Chi vince e chi perde in tempi di agflazione
E’ un effetto che passa sicuramente in secondo piano rispetto alle decine di migliaia di vittime provocate dal ciclone Nargis, ma l’odierna ascesa delle quotazioni del riso grezzo (salite del 3,5% a 22,35 dollari per 100 libbre) in scia all’attesa di una riduzione dell’offerta birmana è il segnale di un fenomeno che potrebbe tradursi in un altrettanto elevato numero di vite a rischio. Secondo il World Food Program delle Nazioni Unite, la crescita dei prezzi alimentari avrebbe infatti innalzato a 100 milioni il numero delle persone afflitte dalla fame a livello mondiale.
E nonostante i livelli record siano lontani per molte commodity agricole (il prezzo del grano ad esempio è sceso del 35% dai suoi massimi), l’andamento recente del riso e di altre granaglie dimostra quanto queste restino sottoposte a fortissime tensioni. Il 2008 si avvia così verso il sentiero della cosiddetta agflazione, ossia, banalmente, la crescita dei prezzi dei prodotti agricoli. Dall’inizio del 2007 al Chicago Board of Trade i future sul grano hanno messo a segno un incremento del 69%, quelli sulla soia del 92%, quelli sul riso del 131 e quelli sul mais del 49%.

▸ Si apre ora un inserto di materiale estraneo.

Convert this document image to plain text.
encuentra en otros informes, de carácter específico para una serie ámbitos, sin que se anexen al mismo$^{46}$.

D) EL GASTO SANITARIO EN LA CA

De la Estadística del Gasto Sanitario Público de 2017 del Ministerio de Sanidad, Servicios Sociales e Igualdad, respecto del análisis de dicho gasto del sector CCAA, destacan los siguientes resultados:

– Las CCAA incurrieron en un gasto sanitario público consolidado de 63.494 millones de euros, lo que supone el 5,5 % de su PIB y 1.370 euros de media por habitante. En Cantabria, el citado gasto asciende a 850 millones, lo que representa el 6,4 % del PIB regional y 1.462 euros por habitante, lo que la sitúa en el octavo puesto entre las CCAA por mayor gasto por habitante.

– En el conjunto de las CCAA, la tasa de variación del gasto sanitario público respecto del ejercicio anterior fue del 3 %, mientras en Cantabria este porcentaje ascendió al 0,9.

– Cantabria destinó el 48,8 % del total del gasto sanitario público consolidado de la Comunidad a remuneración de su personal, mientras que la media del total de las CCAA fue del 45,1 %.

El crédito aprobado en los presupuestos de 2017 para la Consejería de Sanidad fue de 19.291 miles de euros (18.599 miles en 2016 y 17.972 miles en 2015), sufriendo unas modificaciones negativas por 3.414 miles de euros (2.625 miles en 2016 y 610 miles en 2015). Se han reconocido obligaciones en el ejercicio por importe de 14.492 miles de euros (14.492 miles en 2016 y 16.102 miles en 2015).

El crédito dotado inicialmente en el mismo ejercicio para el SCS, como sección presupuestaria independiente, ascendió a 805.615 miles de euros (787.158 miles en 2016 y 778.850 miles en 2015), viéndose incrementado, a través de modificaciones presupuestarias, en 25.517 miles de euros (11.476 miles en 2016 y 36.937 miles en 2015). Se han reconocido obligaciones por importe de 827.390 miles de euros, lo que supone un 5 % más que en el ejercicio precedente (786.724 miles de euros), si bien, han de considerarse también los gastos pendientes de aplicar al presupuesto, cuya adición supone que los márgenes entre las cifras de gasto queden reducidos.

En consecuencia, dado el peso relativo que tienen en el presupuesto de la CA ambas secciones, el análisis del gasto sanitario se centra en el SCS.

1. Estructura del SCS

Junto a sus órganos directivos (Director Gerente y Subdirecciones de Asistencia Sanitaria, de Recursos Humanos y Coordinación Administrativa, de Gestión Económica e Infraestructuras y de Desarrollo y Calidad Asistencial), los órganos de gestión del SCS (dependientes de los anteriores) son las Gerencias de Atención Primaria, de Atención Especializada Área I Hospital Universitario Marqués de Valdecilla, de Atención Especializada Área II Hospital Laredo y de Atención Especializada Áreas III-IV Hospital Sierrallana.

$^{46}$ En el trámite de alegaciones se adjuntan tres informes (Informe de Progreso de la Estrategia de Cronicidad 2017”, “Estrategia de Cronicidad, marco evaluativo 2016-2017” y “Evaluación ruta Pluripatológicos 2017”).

Morgan Stanley ha anche costruito due panieri di azioni sul tema. Il paniere dei “vincitori” comprende titoli come Bayer, Basf, ma anche Fiat per la sua partecipazione in Chn, e sostanzialmente tutte le società che agiscono da fornitori nei confronti dell’agricoltura (gli altri titoli sono Syngenta, Yara International, K+S e Bucher Industries). I “perdenti” invece comprendono i settori dell’alimentare e del beverage in senso allargato, si va da Tate & Lyle a Unilever, da SABMiller ad Heineken, ma anche all’italiana Autogrill, inserita nel settore della ristorazione al pari di Compass Group, Sodexo, Mitchells & Butlers, J.D. Wetherspoon e Restaurant Group. Merrill Lynch ha invece lanciato l’Asia Peasant Boom Index, con il fine di fornire esposizione ai titoli ben posizionati per beneficiare dalla crescita dei consumi rurali, delle società caratterizzate da bassa elasticità della domanda e da un’integrazione verticale nell’alimentare. In generale da Merrill Lynch ritengono che le società verticalmente integrate possano sovraperformare in periodi di alta inflazione alimentare, perché in tempi di scarsa offerta i produttori vedono crescere la propria capacità di fare prezzo, mentre i compratori la vedono diminuire.